The 79 parcels include eight lots, or four acres, for Teachers Village, but are also part of a larger plan Beit calls SoMa, for South of Market Street. All told, the SoMa properties encompass 23 acres.
His “Four Corners” project hopes to add an additional 130 hotel rooms, 705 residential units and approximately 275,000 additional square feet of office and retail space on Newark’s historic Broad and Market intersection, which was once the epicenter of city’s robust shopping district. That project could cost over $400 million.
Beit’s “Makers Village” is slated to bring indoor, aeroponic farms to a three-acre industrial site in the Ironbound district. The funding for the Makers Village project was announced in early March; demolition has begun at the site and RBH is preparing the design phase of the Four Corners project now.

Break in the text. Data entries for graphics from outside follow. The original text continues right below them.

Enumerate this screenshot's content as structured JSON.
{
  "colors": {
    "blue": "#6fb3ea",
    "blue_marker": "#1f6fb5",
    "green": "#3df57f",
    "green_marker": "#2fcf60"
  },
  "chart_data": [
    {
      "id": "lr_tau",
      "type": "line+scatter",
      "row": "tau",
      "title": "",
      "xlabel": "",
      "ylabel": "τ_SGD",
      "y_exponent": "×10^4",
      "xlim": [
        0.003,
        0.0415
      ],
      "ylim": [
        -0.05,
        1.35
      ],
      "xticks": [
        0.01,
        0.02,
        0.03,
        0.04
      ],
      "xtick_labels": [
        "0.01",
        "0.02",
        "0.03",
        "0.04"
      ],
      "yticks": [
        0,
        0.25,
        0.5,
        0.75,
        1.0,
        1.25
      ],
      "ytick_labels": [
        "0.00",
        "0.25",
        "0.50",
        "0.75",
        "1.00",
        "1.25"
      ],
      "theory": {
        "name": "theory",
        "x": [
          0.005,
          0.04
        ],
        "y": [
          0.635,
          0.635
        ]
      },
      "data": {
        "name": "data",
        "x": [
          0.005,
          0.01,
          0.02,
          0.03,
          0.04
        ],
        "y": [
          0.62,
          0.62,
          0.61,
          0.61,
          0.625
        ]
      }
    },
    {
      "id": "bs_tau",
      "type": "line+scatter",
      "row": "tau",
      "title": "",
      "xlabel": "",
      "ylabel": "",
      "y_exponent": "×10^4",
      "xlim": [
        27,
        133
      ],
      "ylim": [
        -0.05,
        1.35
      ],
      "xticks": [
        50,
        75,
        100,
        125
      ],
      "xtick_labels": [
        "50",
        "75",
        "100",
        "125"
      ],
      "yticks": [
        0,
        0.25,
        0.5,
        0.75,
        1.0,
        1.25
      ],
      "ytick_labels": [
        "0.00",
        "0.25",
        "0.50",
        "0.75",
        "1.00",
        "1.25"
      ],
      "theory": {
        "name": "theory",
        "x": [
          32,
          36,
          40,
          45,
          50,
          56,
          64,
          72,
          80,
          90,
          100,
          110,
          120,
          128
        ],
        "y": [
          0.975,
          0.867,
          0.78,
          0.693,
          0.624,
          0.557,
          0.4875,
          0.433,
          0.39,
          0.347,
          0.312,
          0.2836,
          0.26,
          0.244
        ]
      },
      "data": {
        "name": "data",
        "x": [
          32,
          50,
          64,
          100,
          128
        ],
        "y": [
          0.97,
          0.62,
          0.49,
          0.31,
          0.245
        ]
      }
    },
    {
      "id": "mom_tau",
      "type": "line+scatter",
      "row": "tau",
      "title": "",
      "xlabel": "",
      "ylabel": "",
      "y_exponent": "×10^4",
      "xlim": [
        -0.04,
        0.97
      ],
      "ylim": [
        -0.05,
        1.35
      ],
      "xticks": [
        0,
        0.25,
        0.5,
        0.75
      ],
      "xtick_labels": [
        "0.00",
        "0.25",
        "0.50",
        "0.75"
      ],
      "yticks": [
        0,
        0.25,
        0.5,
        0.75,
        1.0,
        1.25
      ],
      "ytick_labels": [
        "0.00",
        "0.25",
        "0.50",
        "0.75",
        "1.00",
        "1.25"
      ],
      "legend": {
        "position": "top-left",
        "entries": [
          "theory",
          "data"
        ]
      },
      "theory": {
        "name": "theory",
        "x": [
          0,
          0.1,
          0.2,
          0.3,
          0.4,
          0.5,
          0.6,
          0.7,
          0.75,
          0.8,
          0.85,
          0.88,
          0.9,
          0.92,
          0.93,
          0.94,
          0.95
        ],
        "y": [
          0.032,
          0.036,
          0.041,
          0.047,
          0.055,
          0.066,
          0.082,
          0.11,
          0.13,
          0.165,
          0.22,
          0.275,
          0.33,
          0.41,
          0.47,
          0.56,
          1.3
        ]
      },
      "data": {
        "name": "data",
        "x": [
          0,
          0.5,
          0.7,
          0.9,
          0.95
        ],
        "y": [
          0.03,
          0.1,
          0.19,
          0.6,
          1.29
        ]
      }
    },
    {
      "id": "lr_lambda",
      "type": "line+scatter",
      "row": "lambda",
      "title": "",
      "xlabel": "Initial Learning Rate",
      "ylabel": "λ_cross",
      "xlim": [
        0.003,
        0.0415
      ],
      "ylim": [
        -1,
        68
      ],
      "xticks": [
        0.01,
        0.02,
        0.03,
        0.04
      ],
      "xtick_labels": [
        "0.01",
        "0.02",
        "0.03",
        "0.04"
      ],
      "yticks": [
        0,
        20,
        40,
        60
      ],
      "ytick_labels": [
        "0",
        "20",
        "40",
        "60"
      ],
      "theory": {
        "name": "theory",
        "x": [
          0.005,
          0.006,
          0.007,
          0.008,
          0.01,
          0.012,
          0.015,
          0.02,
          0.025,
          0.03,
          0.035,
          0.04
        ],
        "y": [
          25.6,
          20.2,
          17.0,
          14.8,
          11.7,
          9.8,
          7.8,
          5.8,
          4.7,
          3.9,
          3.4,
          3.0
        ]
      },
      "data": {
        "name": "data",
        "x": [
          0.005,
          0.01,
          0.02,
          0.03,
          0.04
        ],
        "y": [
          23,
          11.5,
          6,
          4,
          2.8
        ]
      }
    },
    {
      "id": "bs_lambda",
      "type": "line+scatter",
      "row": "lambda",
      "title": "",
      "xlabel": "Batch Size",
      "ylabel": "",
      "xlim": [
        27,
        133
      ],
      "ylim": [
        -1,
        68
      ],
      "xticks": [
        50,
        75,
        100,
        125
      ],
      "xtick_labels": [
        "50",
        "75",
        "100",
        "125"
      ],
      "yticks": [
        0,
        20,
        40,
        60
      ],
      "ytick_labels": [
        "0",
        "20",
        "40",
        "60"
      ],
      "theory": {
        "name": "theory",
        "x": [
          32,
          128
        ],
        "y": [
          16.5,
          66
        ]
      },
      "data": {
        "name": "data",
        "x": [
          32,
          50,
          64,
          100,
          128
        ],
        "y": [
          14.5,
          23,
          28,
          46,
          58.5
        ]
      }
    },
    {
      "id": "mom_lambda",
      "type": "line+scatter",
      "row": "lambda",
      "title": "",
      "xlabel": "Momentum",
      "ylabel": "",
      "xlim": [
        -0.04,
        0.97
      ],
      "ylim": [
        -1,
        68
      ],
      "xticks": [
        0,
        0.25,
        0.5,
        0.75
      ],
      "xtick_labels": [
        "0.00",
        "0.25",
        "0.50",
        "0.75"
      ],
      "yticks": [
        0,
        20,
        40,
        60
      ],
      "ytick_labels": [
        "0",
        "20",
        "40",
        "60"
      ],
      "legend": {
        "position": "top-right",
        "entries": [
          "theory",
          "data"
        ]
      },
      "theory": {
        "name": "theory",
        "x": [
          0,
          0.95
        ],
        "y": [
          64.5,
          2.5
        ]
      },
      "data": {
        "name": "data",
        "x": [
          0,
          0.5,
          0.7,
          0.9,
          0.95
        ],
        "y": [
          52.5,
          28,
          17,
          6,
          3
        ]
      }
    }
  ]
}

The more I read this article, though, the less I liked it. It ticked all the right boxes—citing a prominent Newark historian (the late Dr. Clem Price) and a successful tech entrepreneur (Audible CEO Don Katz), for example.
But nuanced issues like crime and the impact of downtown development on Newarkers are painted with a broad brush, a backdrop to the breathless real estate investment narrative.
Parts of the article even made Beit and investor Berggruen sound a bit like they’re carpetbagging.
The first person Beit convinced to invest in that doughnut hole was financier Warren Lichtenstein and his firm, Steel Partners of New York City. Lichtenstein introduced Beit to Berggruen and the two went for a drive through Newark on a Sunday afternoon in 2005. Berggruen basically said “buy it all.” “He immediately got it,” Beit says.